LBE highlights include
Land Body Ecologies Festival London, 2023 (Wellcome Collection)
Stories of Solastalgia Book Authored by LBE, with over 50 contributors 2024 (Published by Lawrence Wishart)
Ogiek Cultural Center 2023 (established by OPDP as part of LBE)
First Batwa-led study on mental health impacts of conservation (produced by ABEG as part of LBE)
The Land Body Ecologies podcast 2022-24 Honorary Webby Award (Judges pick)
Advocacy side events 2022-24 ranging from the climate COPs to the UN Permanent Forum on Indigenous Issues
Ogiek elder Samuel stands in a glade in Mau Forest Complex
Single burnt tree after a forest fire in Ban Nong Tao
Lazy Man coffee workshops at LBE festival at Wellcome Collection.
Jon Sironga (Mau Hub) talking to audiences about beehive making in the Stories of entanglement exhibition at Wellcome Collection.
Land Body Ecologies is a transdisciplinary group that came together in 2019 to research the phenomenon of solastalgia. A developing field in global health, solastalgia is defined as the emotional or existential distress caused by environmental change, or commonly described as the feeling of homesickness while you are still at home. Through the lens of solastalgia, LBE aims to deepen understandings of the lived experiences of land trauma across land dependent and Indigenous communities.
LBE's work is anchored and led within 7 global communities through a live network of hubs in the Arctic, Kenya, Uganda, India, Sápmi, Thailand and the UK. Together we have been examining where land, territories and the human body are sites of simultaneous trauma and the ways in which different forms of environmental degradation can unmoor us.

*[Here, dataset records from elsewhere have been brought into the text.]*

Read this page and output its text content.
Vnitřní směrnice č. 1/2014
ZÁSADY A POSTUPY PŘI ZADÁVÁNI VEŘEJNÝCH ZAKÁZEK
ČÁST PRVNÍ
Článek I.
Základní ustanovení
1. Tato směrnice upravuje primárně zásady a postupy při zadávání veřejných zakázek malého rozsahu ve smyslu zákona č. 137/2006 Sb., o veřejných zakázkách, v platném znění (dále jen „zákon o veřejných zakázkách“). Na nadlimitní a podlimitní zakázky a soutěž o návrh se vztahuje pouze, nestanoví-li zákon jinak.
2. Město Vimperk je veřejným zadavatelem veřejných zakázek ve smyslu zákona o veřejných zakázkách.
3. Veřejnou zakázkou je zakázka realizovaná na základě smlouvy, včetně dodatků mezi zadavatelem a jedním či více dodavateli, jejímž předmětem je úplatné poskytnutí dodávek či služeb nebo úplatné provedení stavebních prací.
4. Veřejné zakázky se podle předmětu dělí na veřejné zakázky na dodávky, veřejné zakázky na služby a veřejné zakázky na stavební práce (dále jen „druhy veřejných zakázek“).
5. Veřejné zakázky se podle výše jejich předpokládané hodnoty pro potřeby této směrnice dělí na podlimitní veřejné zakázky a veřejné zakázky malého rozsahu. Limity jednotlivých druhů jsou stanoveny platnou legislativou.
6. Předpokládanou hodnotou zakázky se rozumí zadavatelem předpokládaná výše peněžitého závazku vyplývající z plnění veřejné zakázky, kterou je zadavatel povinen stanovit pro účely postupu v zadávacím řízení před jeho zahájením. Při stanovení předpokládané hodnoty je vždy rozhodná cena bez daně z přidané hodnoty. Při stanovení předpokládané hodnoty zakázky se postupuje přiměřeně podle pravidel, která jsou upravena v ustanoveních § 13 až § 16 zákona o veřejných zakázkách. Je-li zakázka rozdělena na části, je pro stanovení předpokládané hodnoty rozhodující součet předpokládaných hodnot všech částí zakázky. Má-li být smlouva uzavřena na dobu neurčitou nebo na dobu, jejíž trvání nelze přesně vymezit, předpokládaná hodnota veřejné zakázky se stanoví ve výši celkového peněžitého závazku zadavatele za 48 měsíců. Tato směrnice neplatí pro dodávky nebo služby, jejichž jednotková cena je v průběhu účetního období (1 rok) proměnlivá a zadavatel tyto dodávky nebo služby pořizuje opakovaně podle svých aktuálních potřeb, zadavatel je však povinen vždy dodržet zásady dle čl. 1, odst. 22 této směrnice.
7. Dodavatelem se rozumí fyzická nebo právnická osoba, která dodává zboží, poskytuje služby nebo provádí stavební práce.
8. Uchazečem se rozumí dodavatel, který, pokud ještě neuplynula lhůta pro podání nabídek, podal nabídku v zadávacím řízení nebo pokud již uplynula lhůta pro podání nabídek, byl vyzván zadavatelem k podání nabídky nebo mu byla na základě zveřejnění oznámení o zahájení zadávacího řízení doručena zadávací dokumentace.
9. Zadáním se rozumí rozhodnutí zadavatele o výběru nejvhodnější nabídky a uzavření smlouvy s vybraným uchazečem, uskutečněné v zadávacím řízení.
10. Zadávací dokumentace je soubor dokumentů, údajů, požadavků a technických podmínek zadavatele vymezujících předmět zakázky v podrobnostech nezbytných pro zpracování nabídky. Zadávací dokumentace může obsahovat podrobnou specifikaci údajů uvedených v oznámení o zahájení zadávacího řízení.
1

Our work includes artworks, advocacy, publications, cultural preservation and activism.
Press
BBC World Service The Evidence: Exploring the concept of solastalgia
Global Hubs
Arctic
Finland
In the late 1940s, Kemijoki, the longest river in Finland, was dammed as part of major post-war reconstruction projects – hydropower plants and roads built to serve a more efficient forest industry. The dam has led to innumerable losses for local communities – loss of salmon, river-activities, significant places and landscapes. The damming of Kemijoki caused overwhelming cultural, social, ecological, physical and mental challenges.
Bannerghatta
India
Bannerghatta sits on the outskirts of Bangalore. In 1974, it was declared a national park, stipulating that no human activities take place except those in interest of wildlife conservation. Diverse tribal communities who call the region home, are now being squeezed between rapid urban sprawl and land being fenced off for conservation, and the economic and cultural activities upon which they rely increasingly criminalised.
Bwindi
Uganda
Batwa are a hunter-gatherer community, historically inhabiting vast stretches of the biodiverse-rich equatorial forests. Having been forcibly and violently removed from their homeland by government authorities in the name of wildlife and forest conservation in the early 1990’s, Batwa culture and health are now seriously threatened, and with it hundreds of years of invaluable ecological stewardship knowledge.
Ban Nong Tao
Thailand
Ban Nong Tao is home to the Pgak’yau (Karen) community, who practice a 700-year-old tradition of rotational farming to sustainably grow and manage forest resources. Ongoing land reclassification and more recent carbon credit schemes, are resulting in loss of land, culture and spiritual connections for Pgak’yau, devaluing traditional knowledge and fundamental beliefs on how to live in balance with nature.
Mau Forest
Kenya
Ogiek are a forest-dwelling, hunter-gatherer community and have been custodians of Mau Forest for generations. For decades, Mau Ogiek have suffered forced evictions from their ancestral land by the Kenyan Government, without consultation or compensation, disrupting Ogiek’s cultural practices and livelihoods, and causing perpetual displacement and multi-generational trauma.
Sápmi
Sámi territories
Sámi people are Indigenous Peoples native to Sápmi, a region spanning the northern part of the Scandinavian and Kola Peninsulas. For decades, national governments have failed to involve Sámi in land-use decision-making in a full and fair capacity. Sámi face repeated land-use competition coupled with changing climates, harming livelihoods, human and ecosystem health, and spiritual ties to the land.